State lawmakers and Gov. Pete Wilson missed their July 1 budget deadline after Democrats balked at Mr. Wilson's demand for a $1 billion cut in the state's vehicle-license fee, saying it would take money from education.

Last week, however, a leading Democratic lawmaker said that Mr. Wilson, a Republican, and legislative leaders from her party were near agreement on a plan to lower the state's personal income tax while protecting school aid.

"With anticipated tax revenues being good, we would continue to have healthy funds for education," Assemblywoman Kerry Mazzoni, the Democratic chairwoman of the education committee, said of the new plan.

But there are other possible obstacles to an agreement.

For example, Gov. Wilson in May proposed tapping the state's projected $4 billion budget surplus to add $500 million to his original $24.6 billion K-12 spending plan for fiscal 1999. Most of the new aid would be earmarked for textbooks and materials for science labs and libraries. California's fiscal 1998 budget provided $22.4 billion for K-12 education.

If approved, Mr. Wilson's budget would be the first to set K-12 spending above constitutionally guaranteed minimum-aid levels since those levels were set by a voter-approved state constitutional amendment in 1988.

But Democrats, who control both the Senate and the Assembly, want an additional $300 million for schools, over and above Mr. Wilson's May proposal, mostly in discretionary money that districts could spend as they saw fit.

"There is going to be discretionary money," Ms.
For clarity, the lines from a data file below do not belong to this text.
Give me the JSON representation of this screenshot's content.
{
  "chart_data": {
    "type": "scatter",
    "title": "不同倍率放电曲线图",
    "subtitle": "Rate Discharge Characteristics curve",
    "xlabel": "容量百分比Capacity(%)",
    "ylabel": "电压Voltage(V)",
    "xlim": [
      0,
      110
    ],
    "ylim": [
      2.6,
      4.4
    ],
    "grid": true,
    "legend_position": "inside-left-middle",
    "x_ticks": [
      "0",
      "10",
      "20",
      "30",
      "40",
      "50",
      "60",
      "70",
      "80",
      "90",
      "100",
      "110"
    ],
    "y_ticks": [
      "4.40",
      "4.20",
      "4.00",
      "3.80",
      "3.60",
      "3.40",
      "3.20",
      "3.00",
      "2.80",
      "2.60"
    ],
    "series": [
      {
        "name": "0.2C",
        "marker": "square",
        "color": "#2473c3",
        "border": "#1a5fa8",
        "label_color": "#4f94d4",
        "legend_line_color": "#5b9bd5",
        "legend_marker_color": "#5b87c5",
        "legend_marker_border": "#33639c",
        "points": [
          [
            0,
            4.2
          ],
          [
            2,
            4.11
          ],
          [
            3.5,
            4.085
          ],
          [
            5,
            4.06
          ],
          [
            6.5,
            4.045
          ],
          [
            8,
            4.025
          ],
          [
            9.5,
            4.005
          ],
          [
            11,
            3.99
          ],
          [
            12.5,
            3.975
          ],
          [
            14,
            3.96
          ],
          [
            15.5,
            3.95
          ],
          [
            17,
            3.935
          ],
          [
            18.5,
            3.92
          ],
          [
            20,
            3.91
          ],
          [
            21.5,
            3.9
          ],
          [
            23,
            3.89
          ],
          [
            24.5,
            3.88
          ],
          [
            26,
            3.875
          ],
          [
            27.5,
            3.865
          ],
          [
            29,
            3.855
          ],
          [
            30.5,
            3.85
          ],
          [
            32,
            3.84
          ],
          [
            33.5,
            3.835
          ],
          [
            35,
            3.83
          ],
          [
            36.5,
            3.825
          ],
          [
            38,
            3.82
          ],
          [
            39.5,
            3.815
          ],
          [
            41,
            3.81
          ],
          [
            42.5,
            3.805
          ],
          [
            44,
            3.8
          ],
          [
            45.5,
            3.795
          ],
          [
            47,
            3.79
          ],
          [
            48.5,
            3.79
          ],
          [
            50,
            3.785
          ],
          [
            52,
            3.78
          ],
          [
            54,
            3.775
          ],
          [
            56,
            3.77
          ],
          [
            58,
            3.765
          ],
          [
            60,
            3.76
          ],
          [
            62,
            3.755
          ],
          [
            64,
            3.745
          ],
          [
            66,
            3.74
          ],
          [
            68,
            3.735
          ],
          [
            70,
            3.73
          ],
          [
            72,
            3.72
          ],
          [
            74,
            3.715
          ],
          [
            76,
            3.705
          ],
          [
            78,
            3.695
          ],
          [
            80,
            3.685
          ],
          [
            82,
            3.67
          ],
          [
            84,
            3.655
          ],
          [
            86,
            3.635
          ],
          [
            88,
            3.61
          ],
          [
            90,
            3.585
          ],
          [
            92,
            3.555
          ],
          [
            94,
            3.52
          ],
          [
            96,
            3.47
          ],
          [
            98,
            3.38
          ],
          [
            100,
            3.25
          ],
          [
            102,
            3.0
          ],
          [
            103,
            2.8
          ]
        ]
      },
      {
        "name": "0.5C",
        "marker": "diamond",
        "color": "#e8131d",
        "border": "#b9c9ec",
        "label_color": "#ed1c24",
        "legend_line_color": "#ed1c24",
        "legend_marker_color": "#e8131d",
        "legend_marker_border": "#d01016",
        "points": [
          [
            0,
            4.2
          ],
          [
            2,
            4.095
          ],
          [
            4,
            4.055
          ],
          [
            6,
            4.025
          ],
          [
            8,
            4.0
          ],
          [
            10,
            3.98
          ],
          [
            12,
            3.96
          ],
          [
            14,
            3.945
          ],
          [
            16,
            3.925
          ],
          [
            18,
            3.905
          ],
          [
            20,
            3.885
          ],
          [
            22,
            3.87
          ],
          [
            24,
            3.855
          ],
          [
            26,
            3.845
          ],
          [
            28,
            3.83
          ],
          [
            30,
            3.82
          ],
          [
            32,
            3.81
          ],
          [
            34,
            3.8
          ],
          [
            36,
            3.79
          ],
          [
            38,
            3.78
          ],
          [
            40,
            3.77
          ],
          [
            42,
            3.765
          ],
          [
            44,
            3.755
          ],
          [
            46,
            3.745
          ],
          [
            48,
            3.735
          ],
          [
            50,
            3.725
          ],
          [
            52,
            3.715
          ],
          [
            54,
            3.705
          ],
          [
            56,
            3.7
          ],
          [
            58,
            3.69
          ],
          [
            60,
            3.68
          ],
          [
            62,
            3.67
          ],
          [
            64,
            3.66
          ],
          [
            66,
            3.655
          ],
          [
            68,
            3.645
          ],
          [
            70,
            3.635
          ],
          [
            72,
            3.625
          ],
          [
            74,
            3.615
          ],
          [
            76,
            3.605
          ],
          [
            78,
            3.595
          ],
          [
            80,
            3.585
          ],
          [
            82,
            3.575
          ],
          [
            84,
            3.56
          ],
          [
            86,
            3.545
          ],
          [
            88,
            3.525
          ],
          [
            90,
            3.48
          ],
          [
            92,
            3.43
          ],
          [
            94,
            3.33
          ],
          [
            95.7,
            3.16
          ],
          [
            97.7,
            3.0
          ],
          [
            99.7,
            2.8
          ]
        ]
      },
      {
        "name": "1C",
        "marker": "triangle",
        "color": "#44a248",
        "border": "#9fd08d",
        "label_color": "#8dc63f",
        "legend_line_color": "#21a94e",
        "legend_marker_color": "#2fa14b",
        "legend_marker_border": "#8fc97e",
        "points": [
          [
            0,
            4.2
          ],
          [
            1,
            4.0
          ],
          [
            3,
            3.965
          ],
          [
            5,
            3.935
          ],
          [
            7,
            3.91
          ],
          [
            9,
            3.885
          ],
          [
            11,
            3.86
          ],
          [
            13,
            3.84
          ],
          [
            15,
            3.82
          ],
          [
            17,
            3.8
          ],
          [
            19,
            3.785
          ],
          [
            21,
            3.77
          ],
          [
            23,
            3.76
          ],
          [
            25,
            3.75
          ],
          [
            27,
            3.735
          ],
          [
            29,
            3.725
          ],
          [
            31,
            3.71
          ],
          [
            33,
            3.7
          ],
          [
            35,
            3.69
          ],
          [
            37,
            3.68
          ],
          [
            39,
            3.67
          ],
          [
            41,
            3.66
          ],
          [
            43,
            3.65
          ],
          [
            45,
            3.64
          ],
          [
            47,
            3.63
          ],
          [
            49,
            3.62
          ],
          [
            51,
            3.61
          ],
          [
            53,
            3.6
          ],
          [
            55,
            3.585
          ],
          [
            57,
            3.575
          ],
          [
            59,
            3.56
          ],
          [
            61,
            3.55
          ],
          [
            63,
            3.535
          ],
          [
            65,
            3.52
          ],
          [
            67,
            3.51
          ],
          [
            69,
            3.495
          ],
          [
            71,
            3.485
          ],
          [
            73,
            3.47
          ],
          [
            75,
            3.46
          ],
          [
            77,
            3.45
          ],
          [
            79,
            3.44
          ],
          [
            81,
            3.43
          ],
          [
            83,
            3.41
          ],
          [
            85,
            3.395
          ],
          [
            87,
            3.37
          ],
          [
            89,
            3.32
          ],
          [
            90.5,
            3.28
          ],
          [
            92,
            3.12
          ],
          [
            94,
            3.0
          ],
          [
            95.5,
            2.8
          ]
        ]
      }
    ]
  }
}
Mazzoni said. "It's very important to school districts, but the governor has been resistant."

Accountability for local school performance also has been thrown into the budgetary fray.

The governor is pressuring budget negotiators to accept his proposal to dispatch new state education-auditing teams to evaluate the lowest-performing schools and to impose sanctions against schools that failed to improve.

Democrats Urge Flexibility

Ms. Mazzoni said Democrats agree that the state should beef up accountability and create an independent agency to monitor those efforts. But districts should have the flexibility to draft their own accountability programs, she argued.

Rich H. Halberg, a spokesman for Gov. Wilson, said late last week that it was not clear whether his boss was willing to hold up the budget until he gets his wish. "I do know that he wants to see his proposal passed," he added.

Paul Warren, the director of the education unit for the state legislative analyst's office, predicted that a final budget was near. "Things are moving now," he said. "They're talking about the fine points of an agreement."

In the meantime, the delay has made life difficult for the state's 1,000 local districts, which already have adopted tentative budgets for the 1998-99 school year. They will have 45 days to revise their budgets after a final state spending plan is adopted.

"We're in year-round session now, and we're still waiting to see how much money they're going to give us," said Ann Jones, the assistant superintendent of business affairs for the 10,500-student Franklin McKinley Elementary School District in San Jose.

The district, which began its new school year July 1, remains unsure about an estimated $1 million in new state aid, which could be earmarked for specific uses or come as discretionary revenue.

"I'm frustrated," Ms. Jones added. "There's no way we can accurately project our revenue."